Even Black leaders had mixed opinions on whether school busing was a good way to integrate education. In any case, during the 1990s, the courts decided that busing for integration was no longer necessary. School districts that had been ordered to integrate schools by busing were released from such plans.
By now Joe and Jill had been going out for about two years. Joe still wanted to marry Jill, but he thought it was time for her to say yes or no. He told her that he was leaving on a Senate trip to South Africa. By the time he returned, ten days later, he and his sons would need an answer.
Joe wanted to marry Jill so much that he was willing to give up his promising political career. He’d decided that if Jill ag
reed to become his wife and Beau and Hunter’s mother, he would not run for reelection in 1978.

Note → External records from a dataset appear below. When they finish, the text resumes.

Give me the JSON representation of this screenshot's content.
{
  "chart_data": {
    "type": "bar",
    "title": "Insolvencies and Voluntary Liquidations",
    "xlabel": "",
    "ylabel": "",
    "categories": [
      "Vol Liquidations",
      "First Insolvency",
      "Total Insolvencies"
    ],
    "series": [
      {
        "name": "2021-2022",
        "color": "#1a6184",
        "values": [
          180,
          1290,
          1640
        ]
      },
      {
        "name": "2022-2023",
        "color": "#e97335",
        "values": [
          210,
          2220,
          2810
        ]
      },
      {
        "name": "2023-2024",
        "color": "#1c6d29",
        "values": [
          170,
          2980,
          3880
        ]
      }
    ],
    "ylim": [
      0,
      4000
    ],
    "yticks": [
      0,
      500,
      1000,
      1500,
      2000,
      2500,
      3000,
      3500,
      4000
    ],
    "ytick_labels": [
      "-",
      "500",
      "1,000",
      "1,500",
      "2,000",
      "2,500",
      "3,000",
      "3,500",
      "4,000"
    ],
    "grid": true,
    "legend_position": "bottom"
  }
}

But when Joe came back from South Africa, Jill wouldn’t let him make that sacrifice. “If I denied you your dream,” she explained to him later, “I would not be marrying the man I fell in love with.” She’d decided she wanted to marry Joe so much, she was willing to become a politician’s wife.
Joe’s brothers, Jimmy and Frank, took Jill out privately and warned her that Joe had even bigger political ambitions than she knew. Joe, with the backing of his whole family, intended that one day he would become the president of the United States. Jill listened, but she didn’t take this information too seriously at the time.
On June 17, 1977, Jill Jacobs married Joe Biden at the United Nations Chapel in New York City. It was a Catholic ceremony. Beau and Hunter, ages eight and seven, stood beside the bride and groom at the altar. Compared with most Biden gatherings, the wedding was small, just family and close friends.
After the luncheon reception, Joe and Jill Biden—and their two sons—went off on their honeymoon. The four Bidens saw the Broadway musical Annie and ate hamburgers at Blimpie’s restaurant. Back at their hotel, Joe and Jill let the boys choose between the two hotel rooms they’d reserved. As Beau told it years later, the boys picked the honeymoon suite for themselves.
More seriously, Beau said how lucky he felt that Jill had come into their life. “Led by my mom as much as my dad, we rebuilt our family.”
As for the boys’ aunt Valerie, her commitment to mothering the boys for more than four years was now complete. She and her husband, Jack Owens, moved out of the Station to a house of their own.